Le contexte : une école privilégiée

L’école J.-J. Michel est située en Région bruxelloise, dans un quartier de descendants des immigrations espagnoles et marocaines. C’est une commune multiculturelle en voie de gentrification depuis que des personnes appartenant à des milieux intellectuel et artistique sont venues s’y installer. Une partie des enfants qui la fréquentent sont donc issus de familles de niveaux social et culturel privilégiés. Ce sont ces familles-là qui s’activent dans l’association des parents et s’impliquent fortement dans la vie de l’école en y organisant diverses activités pour les enfants. L’école a son éthos spécifique fait d’ouverture sur le monde extérieur, de sensibilité à l’expression artistique et d’intérêt pour les problématiques sociétales. Adepte de la pédagogie du projet, l’école choisit, chaque année un thème autour duquel les enseignants bâtissent leurs cours et organisent les activités, dont celles organisées avec des partenaires extérieurs à l’école.
Le projet pilote soumis par l’association des parents s’inscrit parfaitement dans la culture de J.J. Michel. Il proposait comme thème pour l’année à venir « l’égalité filles/garçons à l’école », un thème à priori proche de l’antiracisme choisi l’année précédente. Le projet avait un double objectif. D’une part, « ouvrir un espace de débat entre les institutrices et les instituteurs autour des contenus et pratiques pédagogiques favorisant ou non l’égalité filles/garçons ». D’autre part, « favoriser une répercussion du sujet sur les enfants, afin que ceux-ci soient amenés à se sentir autorisés à adopter des conduites non stéréotypées ou encore à parler sans gêne, ni honte, de situations non traditionnelles qu’ils peuvent expérimenter de fait dans la vie de tous les jours ».[[Trialogue, revue de la FAPEO, oct. nov. déc. 2008, p. 6.]].
Assez ambitieux, le projet comprenait au départ outre la thématique d’égalité pour le projet d’année, une formation de deux jours pour l’équipe éducative ainsi que des animations proposées par les parents et des activités réalisées par les professeurs.
Le programme subira des modifications au fur et à mesure de l’avancement des contacts entre les personnes concernées par l’initiative.

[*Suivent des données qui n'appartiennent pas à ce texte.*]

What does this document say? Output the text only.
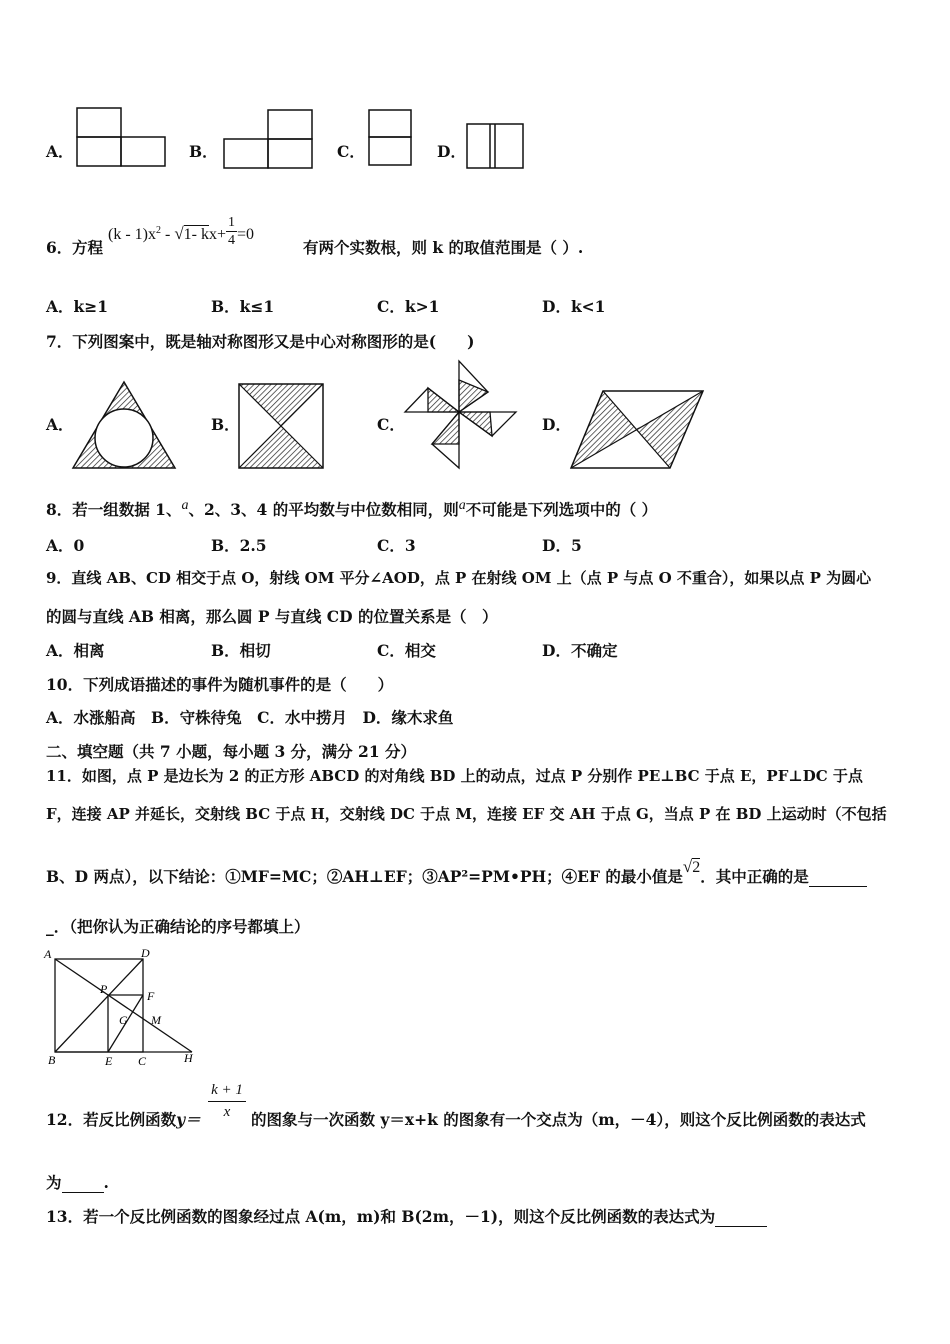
A．	B．	C．	D．
6． 方程
$(k - 1)x^2 - √1-$ $kx+ \frac{1}{4} =0$
有两个实数根，则 k 的取值范围是（ ）.
A．k≥1	B．k≤1	C．k>1	D．k<1
7．下列图案中，既是轴对称图形又是中心对称图形的是(　　)
A．	B．	C．	D．
8．若一组数据 1、$^a$、2、3、4 的平均数与中位数相同，则$^a$不可能是下列选项中的（ ）
A．0	B．2.5	C．3	D．5
9．直线 AB、CD 相交于点 O，射线 OM 平分∠AOD，点 P 在射线 OM 上（点 P 与点 O 不重合），如果以点 P 为圆心
的圆与直线 AB 相离，那么圆 P 与直线 CD 的位置关系是（　）
A．相离	B．相切	C．相交	D．不确定
10．下列成语描述的事件为随机事件的是（　　）
A．水涨船高　B．守株待兔　C．水中捞月　D．缘木求鱼
二、填空题（共 7 小题，每小题 3 分，满分 21 分）
11．如图，点 P 是边长为 2 的正方形 ABCD 的对角线 BD 上的动点，过点 P 分别作 PE⊥BC 于点 E，PF⊥DC 于点
F，连接 AP 并延长，交射线 BC 于点 H，交射线 DC 于点 M，连接 EF 交 AH 于点 G，当点 P 在 BD 上运动时（不包括
B、D 两点），以下结论：①MF=MC；②AH⊥EF；③AP²=PM•PH；④EF 的最小值是√2．其中正确的是
_．（把你认为正确结论的序号都填上）
A	D
P	F
G M
B	E C	H
12．若反比例函数$y= \frac{k + 1}{x}$ 的图象与一次函数 y＝x+k 的图象有一个交点为（m，－4），则这个反比例函数的表达式
为	.
13．若一个反比例函数的图象经过点 A(m，m)和 B(2m，－1)，则这个反比例函数的表达式为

La concertation : convaincre les enseignants

D’emblée, les promotrices du projet ont privilégié la concertation avec l’ensemble des actrices et acteurs. Il avait fallu tout d’abord convaincre l’association de parents de l’école, puis s’assurer l’appui de la FAPEO (Fédération des associations de parents de l’enseignement officiel) qui d’ailleurs soutiendra le projet grâce à un subside du département égalité de la Région de Bruxelles-Capitale. La directrice de l’école, sensible aux stéréotypes sexistes et convaincue de la nécessité d’une intervention, adhéra aussitôt au projet à condition toutefois que celui-ci remportât l’accord de l’ensemble des enseignants. Ce fut un va-et-vient entre toutes ces parties pour arriver à accommoder les demandes et à vaincre les résistances.

Le processus de concertation avec les enseignants s’avéra de loin le plus long et le plus délicat, car il fallait lever plusieurs obstacles. L’objectif d’ouvrir un espace débat autour de l’égalité dans les pratiques pédagogiques a immédiatement soulevé la question de l’ingérence des parents dans « le pédagogique ». Une crainte bien connue et récurrente dans le monde professoral que la directrice dissipa rapidement en faisant valoir que l’égalité était un problème de société, au même titre que les thématiques des années précédentes, écartant ainsi le danger que ce projet fût véritablement porteur de contenus didactiques.
En réalité, une autre résistance bien plus profonde s’exprimait : la résistance à la thématique égalité que les enseignants justifièrent en argüant qu’il n’était pas nécessaire d’intervenir dans un contexte scolaire où, selon eux, la question des inégalités était dépassée. La grande majorité n’estimait pas la problématique pertinente, la jugeant trop abstraite et en définitive peu fondée eu égard à la nature sociale des utilisateurs de leur établissement jugé moins inégalitaire que d’autres milieux scolaires. Un autre argument fut avancé par certains : le manque de formation pour affronter, selon leurs propres mots, cette problématique avec les enfants. Ces enseignants anticipaient les difficultés de gestion de la dimension affective et émotionnelle qu’une problématique de cette nature pouvait provoquer et estimaient manquer d’outils concrets à la fois pour préparer les enfants à d’éventuelles réceptions négatives de la part des parents et pour éviter de stigmatiser les enfants issus des milieux les plus défavorisés, dans la mesure où l’égalité idéale prônée ne correspond certainement pas à une égalité réelle au sein des familles[[Propos rapportés par la Directrice dans Trialogue, revue de la FAPEO, oct. nov. déc. 2008, p.13.]]. Ces propos montrent bien que le déni des inégalités peut parfaitement coexister avec la reconnaissance de l’existence de stéréotypes sexistes, ceux-ci étant d’ailleurs attribués de manière préférentielle aux milieux défavorisés qui seraient moins égalitaires que les autres. On aurait pu imaginer que l’anticipation de ces difficultés aurait poussé les enseignants à solliciter davantage de formation, mais bien au contraire la plupart insisteront pour réduire le temps prévu à cet effet.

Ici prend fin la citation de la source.